While Colorado’s electric utilities are on track to significantly reduce their greenhouse gas emissions this decade, it is less clear whether the same will happen in the transportation sector and fossil fuel industry, the state’s top climate official said Friday.
The declarations from Colorado Energy Office Executive Director Will Toor came during the most comprehensive overview yet of the state’s progress to cut carbon emissions responsible for human-caused climate change. Gov. Jared Polis laid out the state’s strategies in a climate roadmap he released at the beginning of the year.
Toor’s presentation, given to the state’s Air Quality Control Commission, listed commitments by utilities such as Xcel Energy and the Tri-State Generation and Transmission Association to cut their carbon emissions by 80 percent of 2005 levels by the end of the decade. The utilities are basing their reductions on gradually ending their use of coal and increasing their use of renewables like wind and solar.
“We have a very high degree of confidence that the state will meet the 2030 target,” Toor said. “It is in fact highly likely that we will exceed the minimum level of emissions reductions.”
But cutting emissions from the transportation sector — the largest source of greenhouse gases in the state — is the “most complicated” piece, Toor said. The state is projected to slash its emissions from the sector by about 40 percent, nearly 13 million tons of carbon dioxide, by the end of the decade.
Two-thirds of that goal will be reached by existing investments in electrification and rules for car manufacturers to sell zero-emission vehicles, Toor said.
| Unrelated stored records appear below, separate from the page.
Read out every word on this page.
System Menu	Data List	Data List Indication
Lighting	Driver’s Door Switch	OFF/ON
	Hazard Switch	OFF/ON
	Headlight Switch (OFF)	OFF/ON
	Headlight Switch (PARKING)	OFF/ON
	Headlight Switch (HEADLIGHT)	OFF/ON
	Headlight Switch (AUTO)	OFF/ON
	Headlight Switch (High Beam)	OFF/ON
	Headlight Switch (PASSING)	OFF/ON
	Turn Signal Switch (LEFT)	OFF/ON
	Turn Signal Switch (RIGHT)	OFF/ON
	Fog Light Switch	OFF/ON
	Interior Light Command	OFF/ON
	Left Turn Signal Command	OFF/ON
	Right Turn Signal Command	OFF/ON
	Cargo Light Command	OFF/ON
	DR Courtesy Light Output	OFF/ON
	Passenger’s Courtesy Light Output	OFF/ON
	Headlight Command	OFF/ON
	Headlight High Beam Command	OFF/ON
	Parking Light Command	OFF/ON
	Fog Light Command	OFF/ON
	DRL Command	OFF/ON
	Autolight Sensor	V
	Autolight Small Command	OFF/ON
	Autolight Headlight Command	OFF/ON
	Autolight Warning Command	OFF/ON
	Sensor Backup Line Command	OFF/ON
The remaining one-third could come from a combination of policies that have not been enacted, such as pollution standards for transportation projects and land-use changes to shorten commutes.
Many of the state’s goals are dependent on significant investments from the federal government, including billions for electric vehicle charging stations, energy efficiency programs for homes and buildings, and technology to capture carbon emissions from the air and store them underground.
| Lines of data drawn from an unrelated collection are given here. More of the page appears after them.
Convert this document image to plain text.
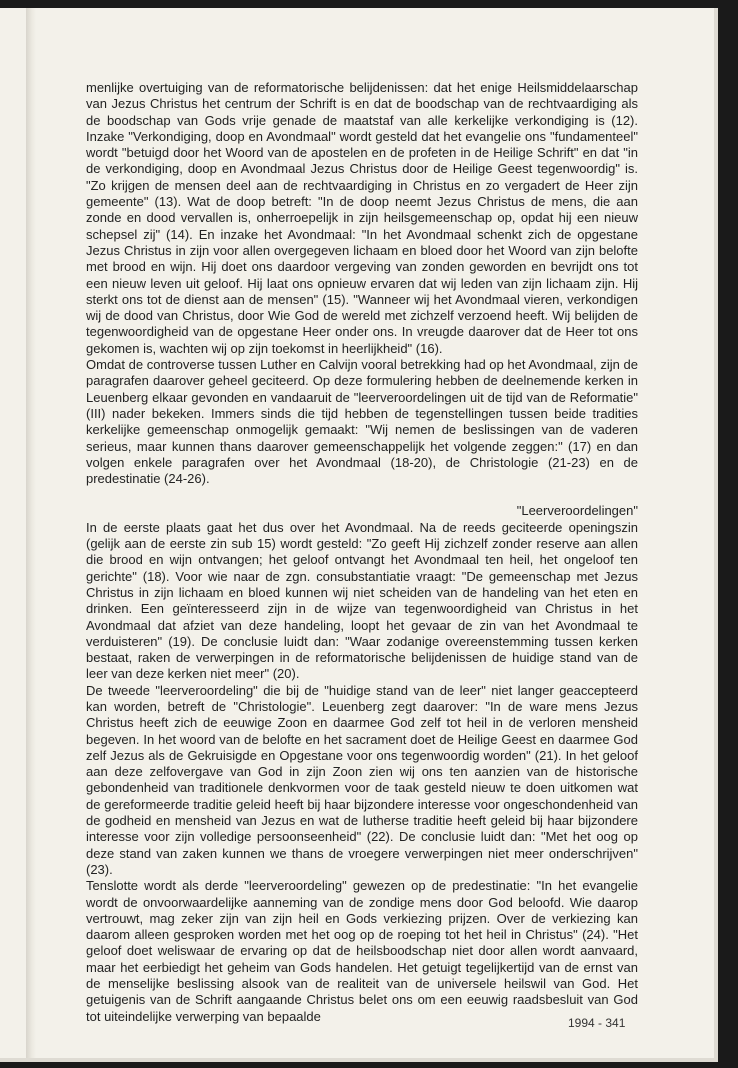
menlijke overtuiging van de reformatorische belijdenissen: dat het enige Heilsmiddelaarschap van Jezus Christus het centrum der Schrift is en dat de boodschap van de rechtvaardiging als de boodschap van Gods vrije genade de maatstaf van alle kerkelijke verkondiging is (12). Inzake "Verkondiging, doop en Avondmaal" wordt gesteld dat het evangelie ons "fundamenteel" wordt "betuigd door het Woord van de apostelen en de profeten in de Heilige Schrift" en dat "in de verkondiging, doop en Avondmaal Jezus Christus door de Heilige Geest tegenwoordig" is. "Zo krijgen de mensen deel aan de rechtvaardiging in Christus en zo vergadert de Heer zijn gemeente" (13). Wat de doop betreft: "In de doop neemt Jezus Christus de mens, die aan zonde en dood vervallen is, onherroepelijk in zijn heilsgemeenschap op, opdat hij een nieuw schepsel zij" (14). En inzake het Avondmaal: "In het Avondmaal schenkt zich de opgestane Jezus Christus in zijn voor allen overgegeven lichaam en bloed door het Woord van zijn belofte met brood en wijn. Hij doet ons daardoor vergeving van zonden geworden en bevrijdt ons tot een nieuw leven uit geloof. Hij laat ons opnieuw ervaren dat wij leden van zijn lichaam zijn. Hij sterkt ons tot de dienst aan de mensen" (15). "Wanneer wij het Avondmaal vieren, verkondigen wij de dood van Christus, door Wie God de wereld met zichzelf verzoend heeft. Wij belijden de tegenwoordigheid van de opgestane Heer onder ons. In vreugde daarover dat de Heer tot ons gekomen is, wachten wij op zijn toekomst in heerlijkheid" (16).

Omdat de controverse tussen Luther en Calvijn vooral betrekking had op het Avondmaal, zijn de paragrafen daarover geheel geciteerd. Op deze formulering hebben de deelnemende kerken in Leuenberg elkaar gevonden en vandaaruit de "leerveroordelingen uit de tijd van de Reformatie" (III) nader bekeken. Immers sinds die tijd hebben de tegenstellingen tussen beide tradities kerkelijke gemeenschap onmogelijk gemaakt: "Wij nemen de beslissingen van de vaderen serieus, maar kunnen thans daarover gemeenschappelijk het volgende zeggen:" (17) en dan volgen enkele paragrafen over het Avondmaal (18-20), de Christologie (21-23) en de predestinatie (24-26).

"Leerveroordelingen"

In de eerste plaats gaat het dus over het Avondmaal. Na de reeds geciteerde openingszin (gelijk aan de eerste zin sub 15) wordt gesteld: "Zo geeft Hij zichzelf zonder reserve aan allen die brood en wijn ontvangen; het geloof ontvangt het Avondmaal ten heil, het ongeloof ten gerichte" (18). Voor wie naar de zgn. consubstantiatie vraagt: "De gemeenschap met Jezus Christus in zijn lichaam en bloed kunnen wij niet scheiden van de handeling van het eten en drinken. Een geïnteresseerd zijn in de wijze van tegenwoordigheid van Christus in het Avondmaal dat afziet van deze handeling, loopt het gevaar de zin van het Avondmaal te verduisteren" (19). De conclusie luidt dan: "Waar zodanige overeenstemming tussen kerken bestaat, raken de verwerpingen in de reformatorische belijdenissen de huidige stand van de leer van deze kerken niet meer" (20).

De tweede "leerveroordeling" die bij de "huidige stand van de leer" niet langer geaccepteerd kan worden, betreft de "Christologie". Leuenberg zegt daarover: "In de ware mens Jezus Christus heeft zich de eeuwige Zoon en daarmee God zelf tot heil in de verloren mensheid begeven. In het woord van de belofte en het sacrament doet de Heilige Geest en daarmee God zelf Jezus als de Gekruisigde en Opgestane voor ons tegenwoordig worden" (21). In het geloof aan deze zelfovergave van God in zijn Zoon zien wij ons ten aanzien van de historische gebondenheid van traditionele denkvormen voor de taak gesteld nieuw te doen uitkomen wat de gereformeerde traditie geleid heeft bij haar bijzondere interesse voor ongeschondenheid van de godheid en mensheid van Jezus en wat de lutherse traditie heeft geleid bij haar bijzondere interesse voor zijn volledige persoonseenheid" (22). De conclusie luidt dan: "Met het oog op deze stand van zaken kunnen we thans de vroegere verwerpingen niet meer onderschrijven" (23).

Tenslotte wordt als derde "leerveroordeling" gewezen op de predestinatie: "In het evangelie wordt de onvoorwaardelijke aanneming van de zondige mens door God beloofd. Wie daarop vertrouwt, mag zeker zijn van zijn heil en Gods verkiezing prijzen. Over de verkiezing kan daarom alleen gesproken worden met het oog op de roeping tot het heil in Christus" (24). "Het geloof doet weliswaar de ervaring op dat de heilsboodschap niet door allen wordt aanvaard, maar het eerbiedigt het geheim van Gods handelen. Het getuigt tegelijkertijd van de ernst van de menselijke beslissing alsook van de realiteit van de universele heilswil van God. Het getuigenis van de Schrift aangaande Christus belet ons om een eeuwig raadsbesluit van God tot uiteindelijke verwerping van bepaalde	1994 - 341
Jeremy Nichols, director of the climate and energy program for environmental group WildEarth Guardians, said he was disappointed by what he saw as an overreliance on the federal government and policies that do not yet exist.
“Obviously some of this stuff takes time, but there’s a lot of action they could be taking right now,” Nichols said. “We’re just looking for signs of real concrete action.”
Nichols said the Air Quality Control Commission is being held back by the Air Pollution Control Division, which brings the commission proposals for consideration.
One of those proposals, discussed Friday, would tie oil and gas companies’ carbon reductions to the amount of oil they produce. Division officials described the “intensity target” idea as innovative; activists saw it as experimental and uncertain to work.
The state aims to reduce carbon emissions from the oil and gas sector by 60 percent of 2005 levels by the end of the decade, or about 12 million tons of carbon dioxide. Much of that, Toor said, depends on what rules are adopted by the Air Quality Control Commission.
About two dozen people Friday urged the commission to move faster on policies to cut emissions. Many cited the record number of ozone action day alerts in the Front Range this summer, much of the haze caused by traffic and oil and gas extraction.
Commissioner Tony Gerber said the update presented by Toor is more useful than knowing the day-to-day levels of ozone in the atmosphere.
“I don't think we’re ready to declare success in any way, shape or form, but the flipside is, a bad ozone season does not mean that we’re not trying to make progress,” he said.
The commission will consider the intensity target proposal in December.